Naskah lama Jawa abad 18 hingga abad 20 banyak menginterpretasi ulang kisah pewayangan dari masa Majapahit kemudian dikembangkan dan disesuaikan dengan kaidah-kaidah islam (Adisasmito, 2008: 55). Beberapa naskah yang diciptakan di abad tersebut tidak dapat dipisahkan dari pengaruh islam pada saat itu. Menurut Pemberton dalam bukunya yang berjudul Jawa (2003) sebagian naskah yang dibuat pada abad ini memuat tentang dampak budaya kolonialitas Belanda terhadap kebudayaan Jawa, khususnya pada naskah-naskah keratin Jawa (Surakarta dan Yogyakarta).

Salah satu bukti naskah pada abad 18 di Surakarta adalah adanya serat Menak terjemahan dan gubahan Yasadipura I dimana dalam serat tersebut menceritakan tentang terbunuhnya Paman Nabi Muhammad yang berperang melawan kaum kafir Quraisy (Arifin, 2013: 323). Serat ini muncul tahun 1715 M pada masa pemerintahan pakubuwana I. Selanjutnya pada masa pakubuwana II muncul serat dewa ruci terjemahan dari Bagus Banjar.

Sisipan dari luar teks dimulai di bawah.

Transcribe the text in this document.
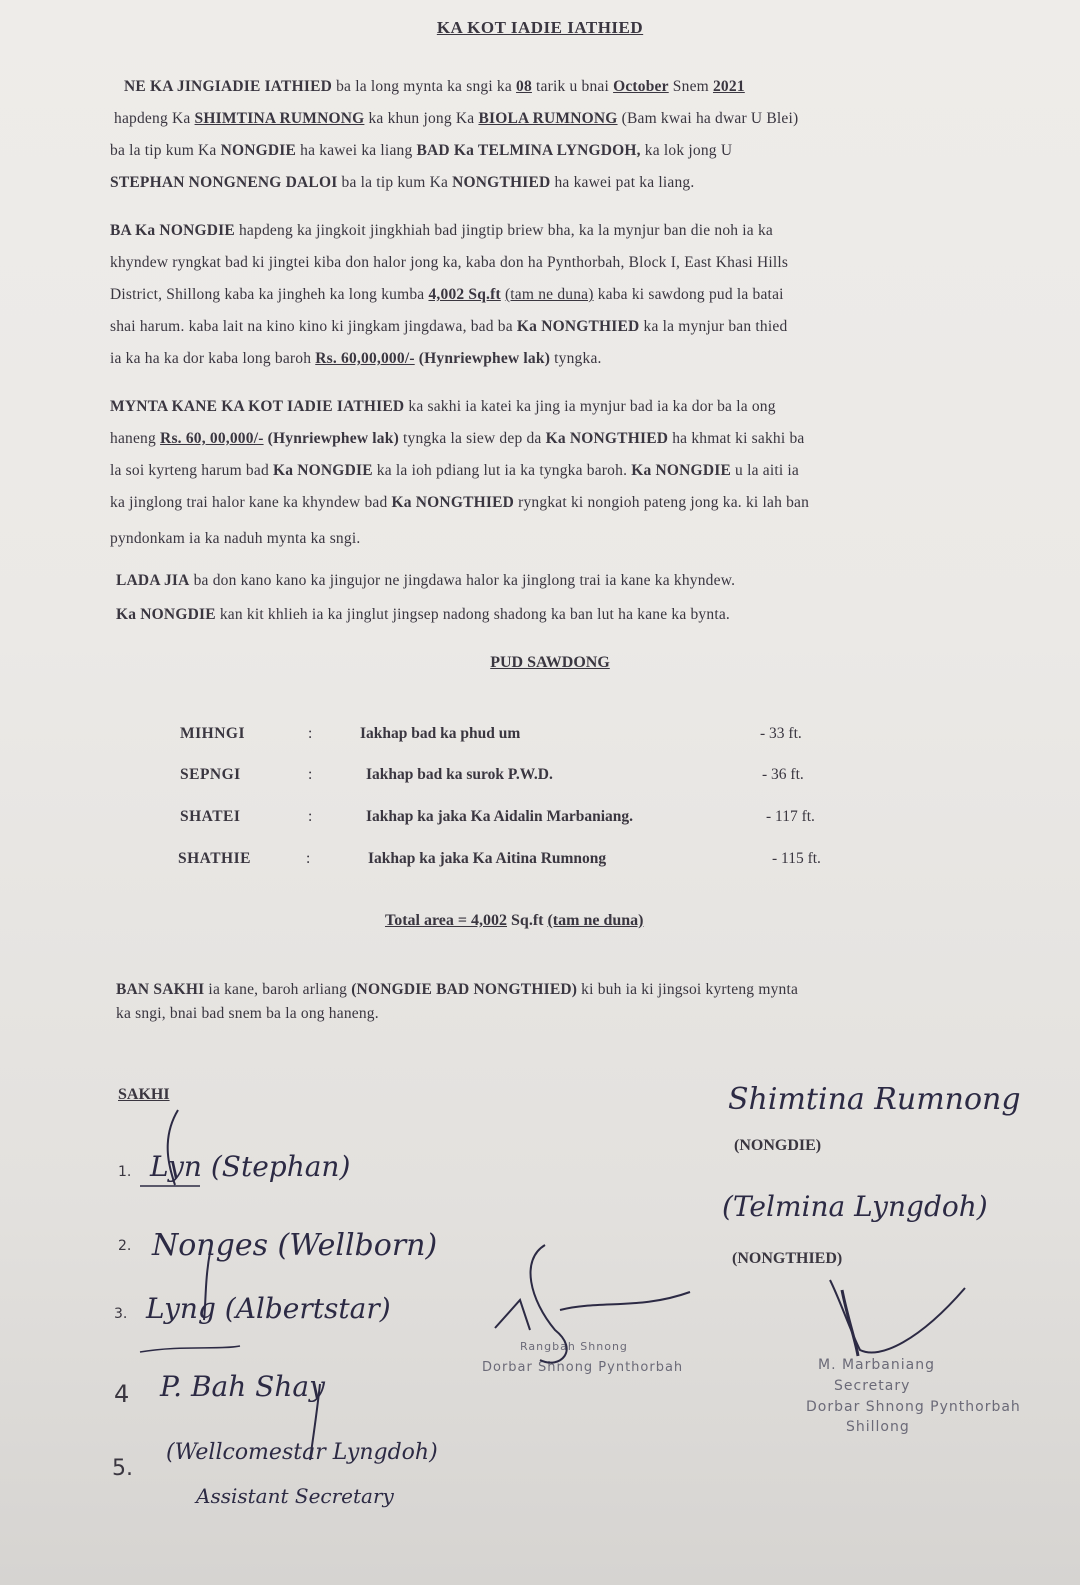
KA KOT IADIE IATHIED
NE KA JINGIADIE IATHIED ba la long mynta ka sngi ka 08 tarik u bnai October Snem 2021
hapdeng Ka SHIMTINA RUMNONG ka khun jong Ka BIOLA RUMNONG (Bam kwai ha dwar U Blei)
ba la tip kum Ka NONGDIE ha kawei ka liang BAD Ka TELMINA LYNGDOH, ka lok jong U
STEPHAN NONGNENG DALOI ba la tip kum Ka NONGTHIED ha kawei pat ka liang.
BA Ka NONGDIE hapdeng ka jingkoit jingkhiah bad jingtip briew bha, ka la mynjur ban die noh ia ka
khyndew ryngkat bad ki jingtei kiba don halor jong ka, kaba don ha Pynthorbah, Block I, East Khasi Hills
District, Shillong kaba ka jingheh ka long kumba 4,002 Sq.ft (tam ne duna) kaba ki sawdong pud la batai
shai harum. kaba lait na kino kino ki jingkam jingdawa, bad ba Ka NONGTHIED ka la mynjur ban thied
ia ka ha ka dor kaba long baroh Rs. 60,00,000/- (Hynriewphew lak) tyngka.
MYNTA KANE KA KOT IADIE IATHIED ka sakhi ia katei ka jing ia mynjur bad ia ka dor ba la ong
haneng Rs. 60, 00,000/- (Hynriewphew lak) tyngka la siew dep da Ka NONGTHIED ha khmat ki sakhi ba
la soi kyrteng harum bad Ka NONGDIE ka la ioh pdiang lut ia ka tyngka baroh. Ka NONGDIE u la aiti ia
ka jinglong trai halor kane ka khyndew bad Ka NONGTHIED ryngkat ki nongioh pateng jong ka. ki lah ban
pyndonkam ia ka naduh mynta ka sngi.
LADA JIA ba don kano kano ka jingujor ne jingdawa halor ka jinglong trai ia kane ka khyndew.
Ka NONGDIE kan kit khlieh ia ka jinglut jingsep nadong shadong ka ban lut ha kane ka bynta.
PUD SAWDONG
MIHNGI	:	Iakhap bad ka phud um	- 33 ft.
SEPNGI	:	Iakhap bad ka surok P.W.D.	- 36 ft.
SHATEI	:	Iakhap ka jaka Ka Aidalin Marbaniang.	- 117 ft.
SHATHIE	:	Iakhap ka jaka Ka Aitina Rumnong	- 115 ft.
Total area = 4,002 Sq.ft (tam ne duna)
BAN SAKHI ia kane, baroh arliang (NONGDIE BAD NONGTHIED) ki buh ia ki jingsoi kyrteng mynta
ka sngi, bnai bad snem ba la ong haneng.
SAKHI
1. Lyn (Stephan)
2. Nonges (Wellborn)
3. Lyng (Albertstar)
4 P. Bah Shay
5.
(Wellcomestar Lyngdoh)
Assistant Secretary
Shimtina Rumnong
(NONGDIE)
(Telmina Lyngdoh)
(NONGTHIED)
Rangbah Shnong
Dorbar Shnong Pynthorbah	M. Marbaniang
Secretary
Dorbar Shnong Pynthorbah
Shillong
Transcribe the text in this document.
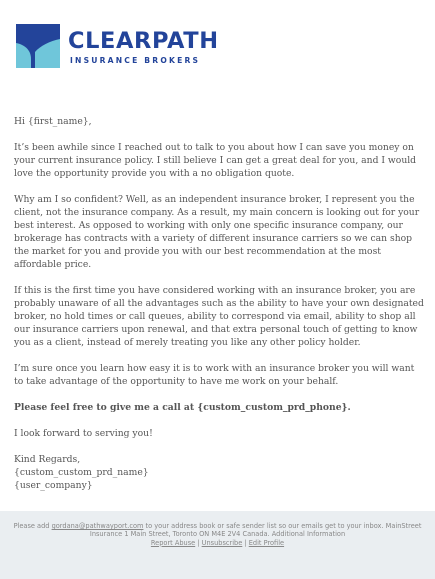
CLEARPATH
INSURANCE BROKERS

Hi {first_name},

It’s been awhile since I reached out to talk to you about how I can save you money on your current insurance policy. I still believe I can get a great deal for you, and I would love the opportunity provide you with a no obligation quote.

Why am I so confident? Well, as an independent insurance broker, I represent you the client, not the insurance company. As a result, my main concern is looking out for your best interest. As opposed to working with only one specific insurance company, our brokerage has contracts with a variety of different insurance carriers so we can shop the market for you and provide you with our best recommendation at the most affordable price.

If this is the first time you have considered working with an insurance broker, you are probably unaware of all the advantages such as the ability to have your own designated broker, no hold times or call queues, ability to correspond via email, ability to shop all our insurance carriers upon renewal, and that extra personal touch of getting to know you as a client, instead of merely treating you like any other policy holder.

I’m sure once you learn how easy it is to work with an insurance broker you will want to take advantage of the opportunity to have me work on your behalf.

Please feel free to give me a call at {custom_custom_prd_phone}.

I look forward to serving you!

Kind Regards,
{custom_custom_prd_name}
{user_company}

Please add gordana@pathwayport.com to your address book or safe sender list so our emails get to your inbox. MainStreet Insurance 1 Main Street, Toronto ON M4E 2V4 Canada. Additional Information
Report Abuse | Unsubscribe | Edit Profile
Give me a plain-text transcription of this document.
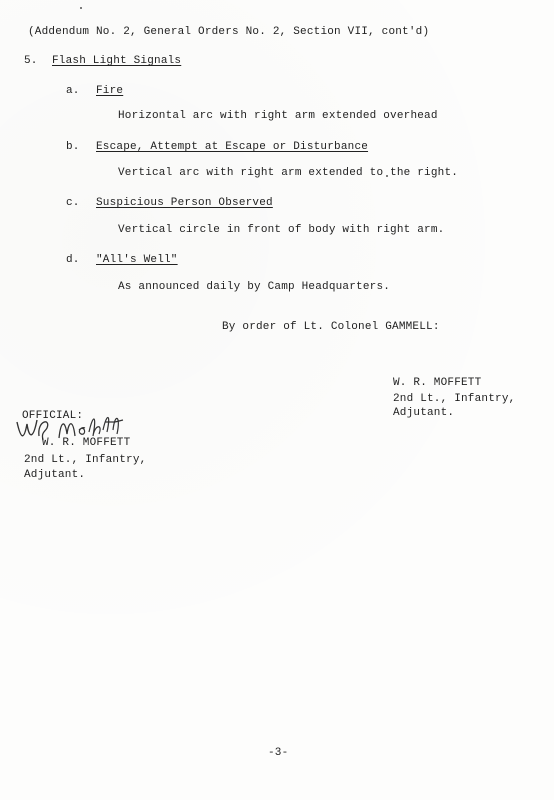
(Addendum No. 2, General Orders No. 2, Section VII, cont'd)
5. Flash Light Signals
a. Fire
Horizontal arc with right arm extended overhead
b. Escape, Attempt at Escape or Disturbance
Vertical arc with right arm extended to the right.
c. Suspicious Person Observed
Vertical circle in front of body with right arm.
d. "All's Well"
As announced daily by Camp Headquarters.
By order of Lt. Colonel GAMMELL:
W. R. MOFFETT
2nd Lt., Infantry,
Adjutant.
OFFICIAL:
W. R. MOFFETT
2nd Lt., Infantry,
Adjutant.
-3-
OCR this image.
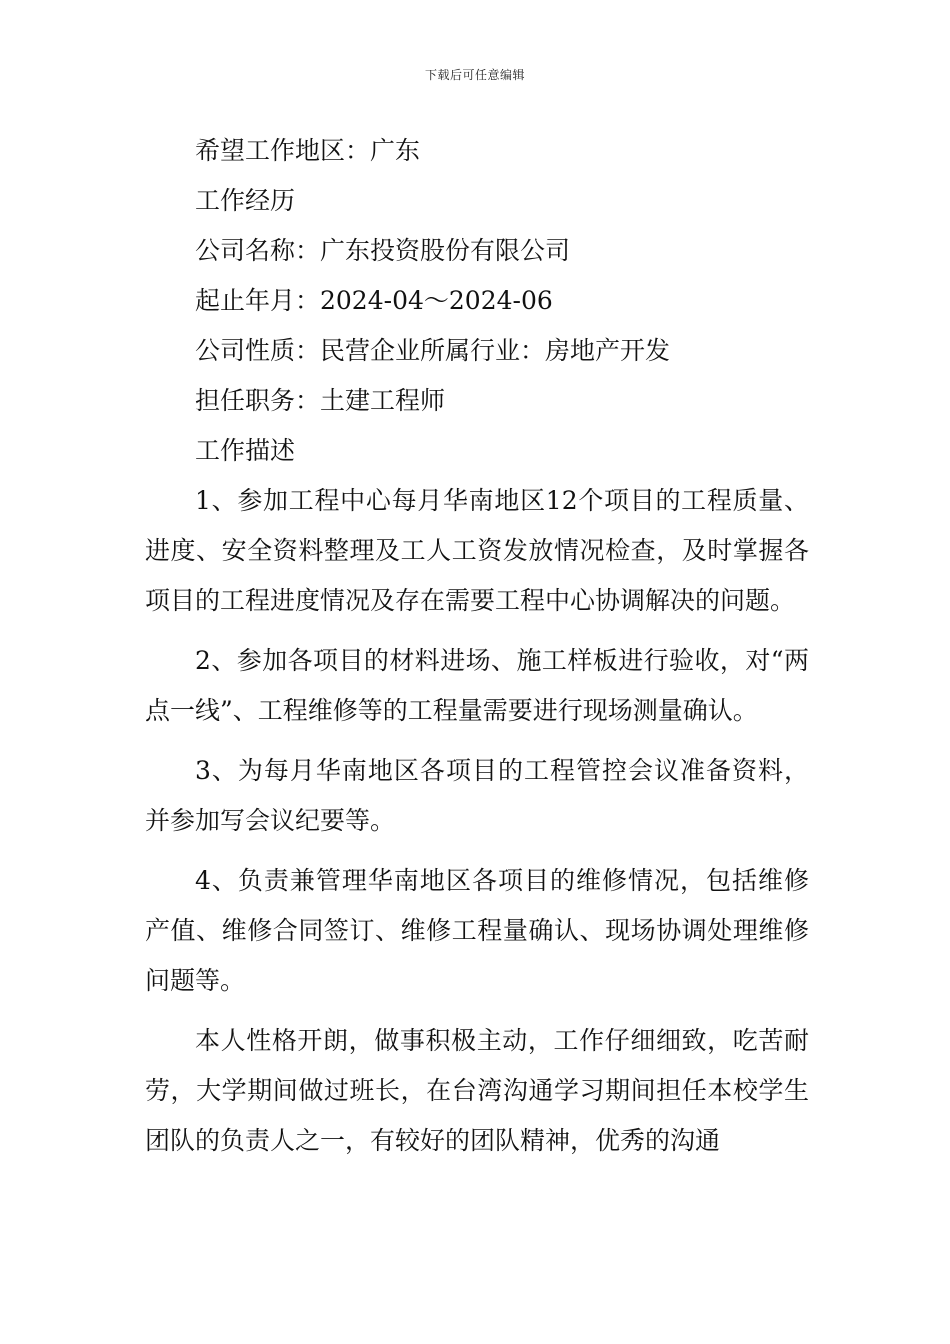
下载后可任意编辑

希望工作地区：广东

工作经历

公司名称：广东投资股份有限公司

起止年月：2024-04～2024-06

公司性质：民营企业所属行业：房地产开发

担任职务：土建工程师

工作描述

1、参加工程中心每月华南地区12个项目的工程质量、进度、安全资料整理及工人工资发放情况检查，及时掌握各项目的工程进度情况及存在需要工程中心协调解决的问题。

2、参加各项目的材料进场、施工样板进行验收，对“两点一线”、工程维修等的工程量需要进行现场测量确认。

3、为每月华南地区各项目的工程管控会议准备资料，并参加写会议纪要等。

4、负责兼管理华南地区各项目的维修情况，包括维修产值、维修合同签订、维修工程量确认、现场协调处理维修问题等。

本人性格开朗，做事积极主动，工作仔细细致，吃苦耐劳，大学期间做过班长，在台湾沟通学习期间担任本校学生团队的负责人之一，有较好的团队精神，优秀的沟通
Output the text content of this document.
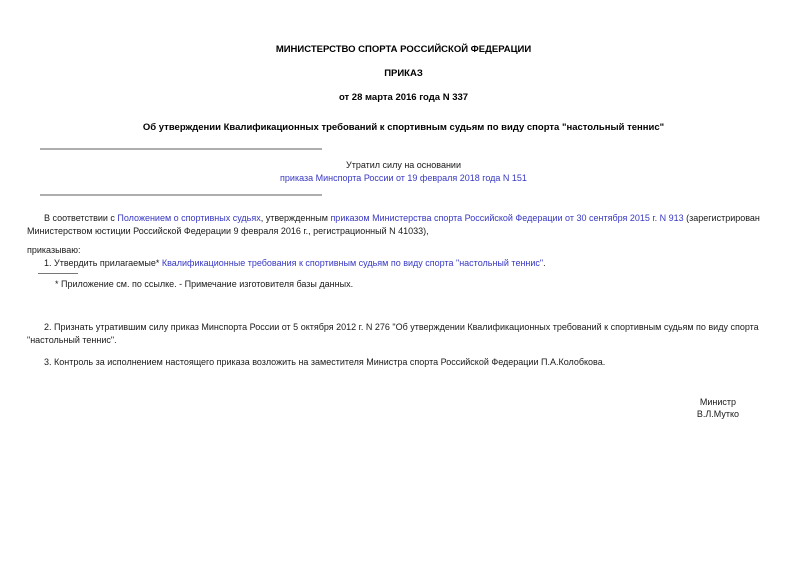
МИНИСТЕРСТВО СПОРТА РОССИЙСКОЙ ФЕДЕРАЦИИ
ПРИКАЗ
от 28 марта 2016 года N 337
Об утверждении Квалификационных требований к спортивным судьям по виду спорта "настольный теннис"
Утратил силу на основании
приказа Минспорта России от 19 февраля 2018 года N 151

В соответствии с Положением о спортивных судьях, утвержденным приказом Министерства спорта Российской Федерации от 30 сентября 2015 г. N 913 (зарегистрирован Министерством юстиции Российской Федерации 9 февраля 2016 г., регистрационный N 41033),

приказываю:

1. Утвердить прилагаемые* Квалификационные требования к спортивным судьям по виду спорта "настольный теннис".

* Приложение см. по ссылке. - Примечание изготовителя базы данных.

2. Признать утратившим силу приказ Минспорта России от 5 октября 2012 г. N 276 "Об утверждении Квалификационных требований к спортивным судьям по виду спорта "настольный теннис".

3. Контроль за исполнением настоящего приказа возложить на заместителя Министра спорта Российской Федерации П.А.Колобкова.

Министр
В.Л.Мутко
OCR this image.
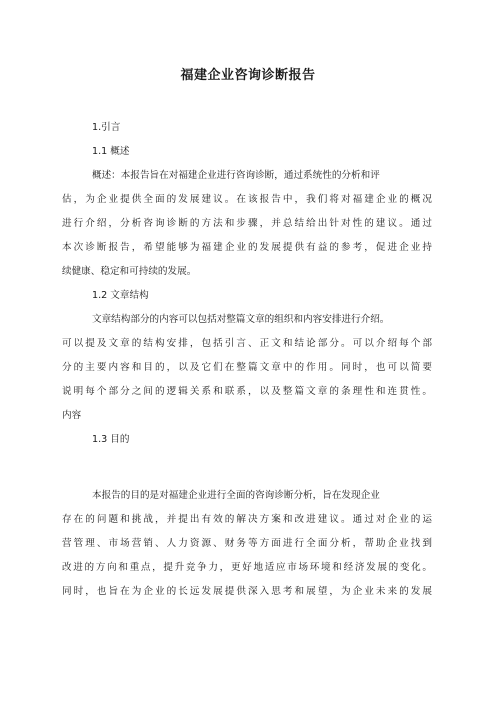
福建企业咨询诊断报告
1.引言
1.1 概述
概述：本报告旨在对福建企业进行咨询诊断，通过系统性的分析和评
估，为企业提供全面的发展建议。在该报告中，我们将对福建企业的概况
进行介绍，分析咨询诊断的方法和步骤，并总结给出针对性的建议。通过
本次诊断报告，希望能够为福建企业的发展提供有益的参考，促进企业持
续健康、稳定和可持续的发展。
1.2 文章结构
文章结构部分的内容可以包括对整篇文章的组织和内容安排进行介绍。
可以提及文章的结构安排，包括引言、正文和结论部分。可以介绍每个部
分的主要内容和目的，以及它们在整篇文章中的作用。同时，也可以简要
说明每个部分之间的逻辑关系和联系，以及整篇文章的条理性和连贯性。
内容
1.3 目的
本报告的目的是对福建企业进行全面的咨询诊断分析，旨在发现企业
存在的问题和挑战，并提出有效的解决方案和改进建议。通过对企业的运
营管理、市场营销、人力资源、财务等方面进行全面分析，帮助企业找到
改进的方向和重点，提升竞争力，更好地适应市场环境和经济发展的变化。
同时，也旨在为企业的长远发展提供深入思考和展望，为企业未来的发展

Serat tersebut menceritakan tentang tasawuf yaitu cara mengenal dan mendekatkan diri kepada Allah. Pada abad 19, naskah-naskah mulai bervariasi tidak hanya bernafaskan islam dan mistik Jawa tetapi terdapat juga pawukon, ajaran, seni dan sejarah (Sedyawati, 2001: 56). Salah satu bukti naskah pada masa ini adalah serat Wulang Reh. Wulang reh merupakan salah satu tulisan dari Pakubuwana IV yang masih dibaca sampai saat ini (Wiratama, 2021: 105). Dalam serat wulang reh ini menceritakan tentang ajaran untuk mencapai sesuatu. Ajaran tersebut berupa tembang yang berisi ajaran moral berlandaskan islam (Nurhayati, 2010: 43).

Referensi
Adisasmito. 2008. Komunikasi Visual dan Gaya Ilustrasi Naskah Lama di Jawa Periode 1800-1920. Jurnal Visual Art and Design, 2(1), 54-71.

Arifin, M. 2013. Ranggawarsita dan Kesusastraan Jawa Islam. Jurnal al-‘Adalah, 16(2), 319-330.

Nurhayati, E. 2010. Nilai-Nilai Moral Islam Dalam Serat Wulangreh. Jurnal Millah, 10(1), 43.

Pemberton, J. 2003. On the subject of “Java”. Yogyakarta: Meta bangsa.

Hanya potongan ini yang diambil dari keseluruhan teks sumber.